Alasan kedua harga BBM itu merupakan 'anchor price' atau dengan kata lain harga yang menimbulkan efek pengganda terhadap nilai perekonomian makro. Jadi dari kenaikan BBM ini yang paling kena imbasnya secara nyata adalah masyarakat pada kelas sosial-ekonomi menengah kebawah (Buruh dan Tani). Mungkin hal-hal seperti ini tidak tidak terlalu dipikirkan oleh para pendukung ekonomi neoliberal, mungkin bagi para elit politik dan sebagian orang menengah keatas yang mendukung kenaikan BBM berasumsi bahwa rakyat dapat beradaptasi dengan harga-harga baru karena ini adalah realitas ekonomi yang tidak bisa dielakkan.
Namun hal paling mendasar sesungguhnya yang harus dipikirkan matang-matang adalah bagaimana dampak dari berjalannya proses tersebut.

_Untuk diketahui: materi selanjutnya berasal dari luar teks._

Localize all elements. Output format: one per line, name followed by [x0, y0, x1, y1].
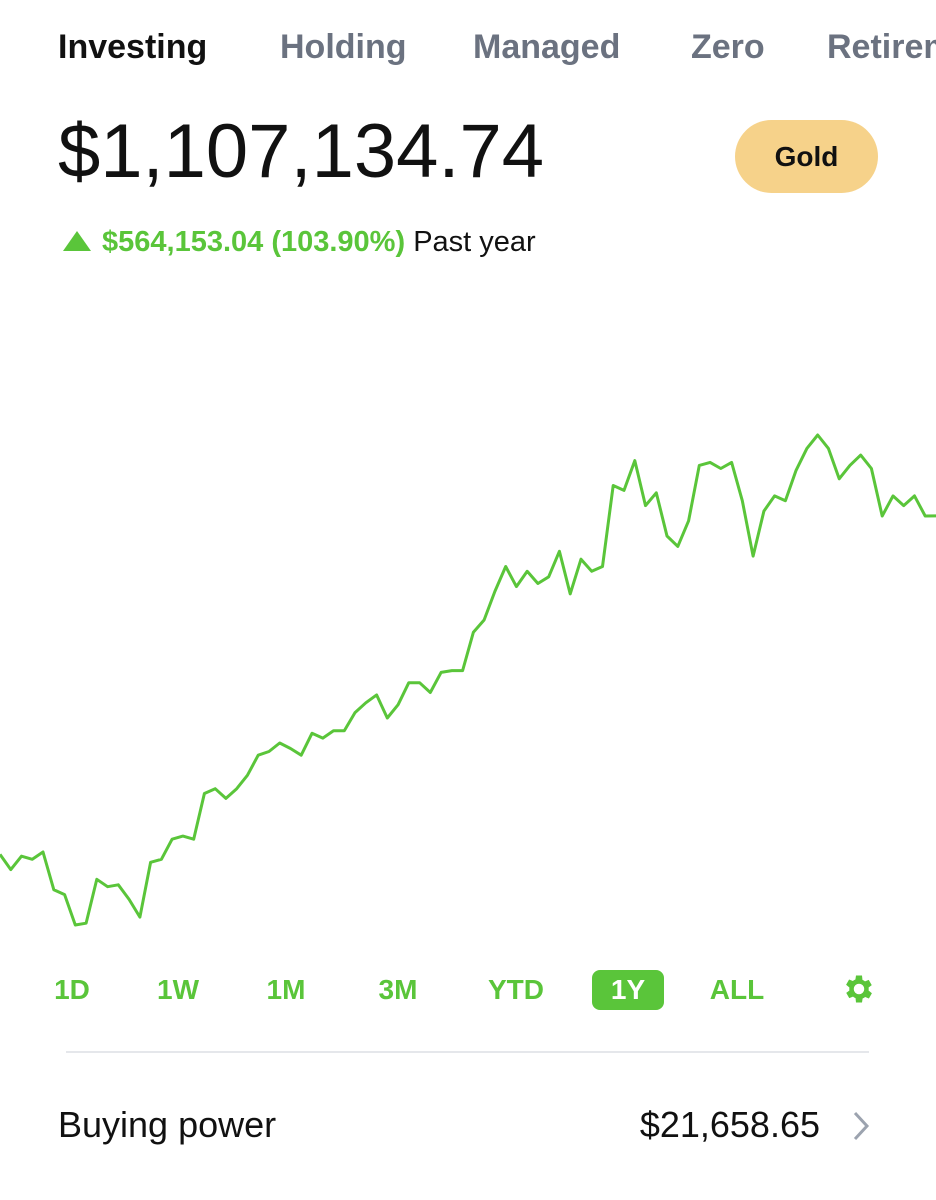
change-row: $564,153.04 (103.90%) Past year — [62, 226, 536, 259]
period: Past year — [413, 226, 536, 258]
buying-power-label: Buying power — [58, 1104, 277, 1145]
tab[interactable]: Investing — [58, 28, 208, 66]
divider — [66, 1051, 869, 1053]
range-button[interactable]: 1Y — [592, 970, 664, 1010]
tab[interactable]: Managed — [473, 28, 621, 66]
tab[interactable]: Holding — [280, 28, 407, 66]
tab[interactable]: Retirement — [827, 28, 936, 66]
chevron[interactable] — [850, 1110, 872, 1142]
tab[interactable]: Zero — [691, 28, 765, 66]
range-button[interactable]: 1M — [266, 974, 306, 1005]
change: $564,153.04 (103.90%) — [102, 226, 406, 258]
range-button[interactable]: YTD — [488, 974, 544, 1005]
settings-icon[interactable] — [841, 971, 877, 1007]
range-button[interactable]: 1W — [157, 974, 199, 1005]
range-button[interactable]: ALL — [709, 974, 765, 1005]
buying-power-value: $21,658.65 — [639, 1104, 820, 1145]
balance: $1,107,134.74 — [58, 109, 545, 194]
up-arrow — [63, 231, 91, 251]
gold-badge[interactable]: Gold — [735, 120, 878, 193]
portfolio-line — [0, 433, 936, 927]
range-button[interactable]: 1D — [54, 974, 90, 1005]
range-button[interactable]: 3M — [378, 974, 418, 1005]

Selama berjalannya proses yang dipaksakan seperti ini, akan ada jutaan rakyat Indonesia yang putus sekolah, gizi buruk, biaya kesehatan yang tidak terjangkau, pengangguran, dan akan terjadi banyak sekali berbagai disfungsi sosial lainnya, semua disebabkan karena daya beli masyarakat pada posisi yang sangat lemah. Tidak ada yang bisa bisa bertanggung jawab terhadap disfungsi sosial akibat efek domino kenaikan BBM yang diderita oleh masyarakat ekonomi sosial menengah kebawah yang hingga kini masih menjadi mayoritas rakyat indonesia.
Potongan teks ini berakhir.